Python Std Lib module unicodedata

dlamblin · December 11, 2024, 6:40pm

It seems to me it would help if more links to Unicode v3.2 documentation were provided in this documentation.

E.G. I was trying to figure out why I would get this result:

>>> unicodedata.name('\u0333')
'COMBINING DOUBLE LOW LINE'
>>> unicodedata.name('\u20DD')
'COMBINING ENCLOSING CIRCLE'
>>> unicodedata.combining('\u0333')
220
>>> unicodedata.combining('\u20DD')
0

To do so, I had to read: unicodedata — Unicode Database — Python 3.13.1 documentation which could have linked to Chapter 4 – Unicode 16.0.0 and the code (pardon there’s a link limit) at github dot com’s /python/cpython/blob/main/Modules/unicodedata.c#L317-L330 and maybe explained which part of unicode dot org’s /Public/3.2-Update/UnicodeData-3.2.0.txt#:~:text=20DD%3B or possibly /Public/16.0.0/ucd/UnicodeData.txt#:~:text=20DD%3B is used for this result.

Having some more of those links in each method that relates to some of these definitions would have helped.

Now… why some combining characters have canonical combing class set to 0 which is defined as being a non-combining character or a base combining character, is something I wish were also explained, but might be outside of Python’s documentation scope. It seems there’s some intent to use General Category to denote if it combines, but I’m unclear if it’s consistant.

IE if I wanted to write an is_combined check, I might look at whether category is in ['Lm', 'Mn', 'Mc', 'Me', 'Sk'] … but I don’t seem to find any reference in Unicode docs that confirms or clarifies this; I believe there’s a few exceptions in some categories listed and possibly in those not listed.

brettcannon · December 11, 2024, 6:52pm

Would you mind opening an issue at GitHub - python/cpython: The Python programming language , maybe even provide a PR with what you would suggest be changed?

MRAB · December 11, 2024, 7:52pm

Python 3.13 uses Unicode 15.1.0 because Unicode 16.0.0 was released too close to Python’s final release, after several betas and release candidates had already been released for testing.

As for why U+0333 is in combining class 220 but U+20DD is in combining class 0, well, that’s what’s in the Unicode standard.

dlamblin · December 11, 2024, 9:58pm

Thanks, yes, I think the 15.1.10 UnicodeData.txt is the same as UnicodData-3.2.0.txt for the combining pages I looked at. And yes, the data and spec define the combining class that way… it’s just when you read the unicodedata document, it seems as though a combining class of 0 is for a character that won’t combine, if you don’t have (and aren’t linked to) a definition of what a combining class means and is used for.

SnoopJ · December 12, 2024, 6:25am

I agree that it would be helpful if CPython provided more guidance on how to interpret the UCD data provided by the module, although I think I’m a -1 on the idea of granular links into the standard. That seems hard to reliably maintain since the Unicode Standard referred to changes with most point releases, and the purpose of the module is mostly to be a wrapper around the UCD properties.
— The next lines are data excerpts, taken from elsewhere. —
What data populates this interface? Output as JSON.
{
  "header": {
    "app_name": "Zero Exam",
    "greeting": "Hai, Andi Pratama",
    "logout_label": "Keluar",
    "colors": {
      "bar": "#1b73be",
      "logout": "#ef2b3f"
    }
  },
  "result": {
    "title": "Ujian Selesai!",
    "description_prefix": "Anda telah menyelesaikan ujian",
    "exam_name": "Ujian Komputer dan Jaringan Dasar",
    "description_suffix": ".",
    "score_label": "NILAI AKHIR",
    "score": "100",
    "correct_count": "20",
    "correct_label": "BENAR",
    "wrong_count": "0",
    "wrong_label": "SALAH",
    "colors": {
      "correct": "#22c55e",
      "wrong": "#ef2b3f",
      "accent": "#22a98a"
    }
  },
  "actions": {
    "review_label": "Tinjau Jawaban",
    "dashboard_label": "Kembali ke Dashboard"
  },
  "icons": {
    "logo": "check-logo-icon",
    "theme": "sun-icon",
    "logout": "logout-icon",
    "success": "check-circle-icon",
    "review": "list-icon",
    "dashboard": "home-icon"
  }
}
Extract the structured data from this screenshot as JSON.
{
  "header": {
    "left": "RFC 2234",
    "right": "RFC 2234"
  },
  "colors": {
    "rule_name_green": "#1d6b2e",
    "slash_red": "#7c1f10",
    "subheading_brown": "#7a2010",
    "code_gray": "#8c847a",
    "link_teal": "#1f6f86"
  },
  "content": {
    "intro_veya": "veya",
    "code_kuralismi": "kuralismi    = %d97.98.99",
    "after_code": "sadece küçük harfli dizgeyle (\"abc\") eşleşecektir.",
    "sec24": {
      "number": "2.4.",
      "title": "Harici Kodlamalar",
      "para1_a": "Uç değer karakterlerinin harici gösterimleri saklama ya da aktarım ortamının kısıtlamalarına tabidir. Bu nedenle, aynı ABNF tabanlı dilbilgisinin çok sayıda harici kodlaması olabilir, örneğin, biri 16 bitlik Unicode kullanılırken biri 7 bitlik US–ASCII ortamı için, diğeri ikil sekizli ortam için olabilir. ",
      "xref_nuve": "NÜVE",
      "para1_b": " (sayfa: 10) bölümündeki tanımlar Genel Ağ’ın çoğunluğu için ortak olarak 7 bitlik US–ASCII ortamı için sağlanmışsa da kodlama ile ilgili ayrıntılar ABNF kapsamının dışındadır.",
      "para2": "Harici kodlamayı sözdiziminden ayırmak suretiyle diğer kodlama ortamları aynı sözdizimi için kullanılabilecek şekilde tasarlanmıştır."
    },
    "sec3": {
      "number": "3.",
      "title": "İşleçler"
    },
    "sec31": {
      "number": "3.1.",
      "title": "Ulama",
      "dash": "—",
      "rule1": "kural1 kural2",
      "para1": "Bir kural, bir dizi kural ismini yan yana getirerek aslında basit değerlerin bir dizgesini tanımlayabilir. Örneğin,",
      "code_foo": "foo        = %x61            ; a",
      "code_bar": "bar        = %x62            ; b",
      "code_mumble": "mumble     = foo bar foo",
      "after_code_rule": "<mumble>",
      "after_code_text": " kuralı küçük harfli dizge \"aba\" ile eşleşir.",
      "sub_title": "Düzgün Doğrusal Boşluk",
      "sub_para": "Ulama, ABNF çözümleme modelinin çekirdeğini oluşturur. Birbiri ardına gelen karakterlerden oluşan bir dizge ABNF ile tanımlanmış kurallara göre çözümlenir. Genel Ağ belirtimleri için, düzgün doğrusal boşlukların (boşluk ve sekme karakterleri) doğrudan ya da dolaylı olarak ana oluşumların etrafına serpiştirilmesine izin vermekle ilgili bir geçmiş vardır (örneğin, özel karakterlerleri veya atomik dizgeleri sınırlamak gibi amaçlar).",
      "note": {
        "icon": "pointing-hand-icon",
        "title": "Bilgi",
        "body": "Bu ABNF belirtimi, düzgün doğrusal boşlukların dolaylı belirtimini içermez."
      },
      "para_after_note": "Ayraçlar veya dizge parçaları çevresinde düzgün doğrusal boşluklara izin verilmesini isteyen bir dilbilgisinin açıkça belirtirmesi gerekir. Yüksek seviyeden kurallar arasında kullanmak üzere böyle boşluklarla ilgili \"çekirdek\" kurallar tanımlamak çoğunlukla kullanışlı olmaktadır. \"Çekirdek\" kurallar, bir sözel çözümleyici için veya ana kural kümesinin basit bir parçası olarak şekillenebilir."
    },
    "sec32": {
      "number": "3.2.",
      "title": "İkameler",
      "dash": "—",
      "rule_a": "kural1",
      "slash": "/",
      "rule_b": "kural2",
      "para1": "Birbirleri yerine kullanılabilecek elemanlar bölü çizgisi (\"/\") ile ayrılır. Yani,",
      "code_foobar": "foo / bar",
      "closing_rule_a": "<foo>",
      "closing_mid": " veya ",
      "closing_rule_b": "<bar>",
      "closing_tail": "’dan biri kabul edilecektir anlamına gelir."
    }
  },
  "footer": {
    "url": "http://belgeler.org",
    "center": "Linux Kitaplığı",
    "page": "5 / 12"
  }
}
Pointing out that the UCD and the meaning of the things in the UCD are distinct and giving the user a jumping-off point to read more about the meaning are good ideas, though. Perhaps something along the lines of:

This module provides access to the Unicode Character Database (UCD) which defines character properties for all Unicode characters. The meaning of and interaction between these properties is defined by the Unicode Standard^[1] and related specifications.

The data contained in this database is compiled from the UCD version 15.1.0.

I can see room for elaborating on some of the functions in the module, though. A warning attached to unicodedata.combining() explaining that “canonical combining class” does not mean “is this a combining character”^[2] would probably be an improvement.

It would be easy to overdo it, though, the subject matter is dense. I think the main benefit would be giving readers a jump-start into the heady Unicode docs and pointing out any identified pitfalls.

Speaking of combining()…

I’m curious what definition you’re referring to here. I can’t find language like this in the Unicode specifications. I believe the definition of this combining category is that it’s the base/default category, and characters in it are never considered part of a reorderable pair, no matter what the other character is. Characters with that combining class are locked in place when evaluating the Canonical Ordering Algorithm, if you want to think about it that way.

It’s consistent, but there’s a bit of a quirk of jargon here as to what “combining” means. The punchline is: yes, you probably want to test which category the codepoint is in. Whether you include Lm, Sk in your set depends on whether or not you care if the characters combine graphically.

Members of Lm, Sk are not formally-speaking combining characters which the Standard defines as being in category M. The “modifier letters” are considered base characters on their own^[3] and explicitly do not graphically combine with other characters. The Unicode Standard gives a little bit of motivation for their use:

Modifier letters are commonly used in technical phonetic transcriptional systems, where they augment the use of combining marks to make phonetic distinctions. Some of them have been adapted into regular language orthographies as well.

To give a concrete example:

>>> [unicodedata.category(c) for c in "c\N{CEDILLA}"]
['Ll', 'Sk']
>>> print("c\N{CEDILLA}")  # cedilla is not a combiner (Sk), two glyphs
c¸
>>> [unicodedata.category(c) for c in "c\N{COMBINING CEDILLA}"]
['Ll', 'Mn']
>>> print("c\N{COMBINING CEDILLA}")  # cedilla is a combiner (Mn), one glyph
ç

Caveat: a decent amount of the above required me to pore over the Unicode Specification to figure out what’s going on with the combining classes and Lm, Sk, so it’s possible I’ve missed something nuanced.

Note that the 15.1.0 link is to the landing page for that Unicode version, because there is no HTML version in that release. It would be more appropriate to link to the HTML version of the core specification from Unicode 16.0.0 forward, as these versions are now the authoritative ones and are going to be generally more accessible anyway. ↩︎
It would probably have been better to give the function a more thorough name, but that ship has sailed. ↩︎
A fun quirk of this is that almost all members of Lm are valid Python identifiers on their own! ↩︎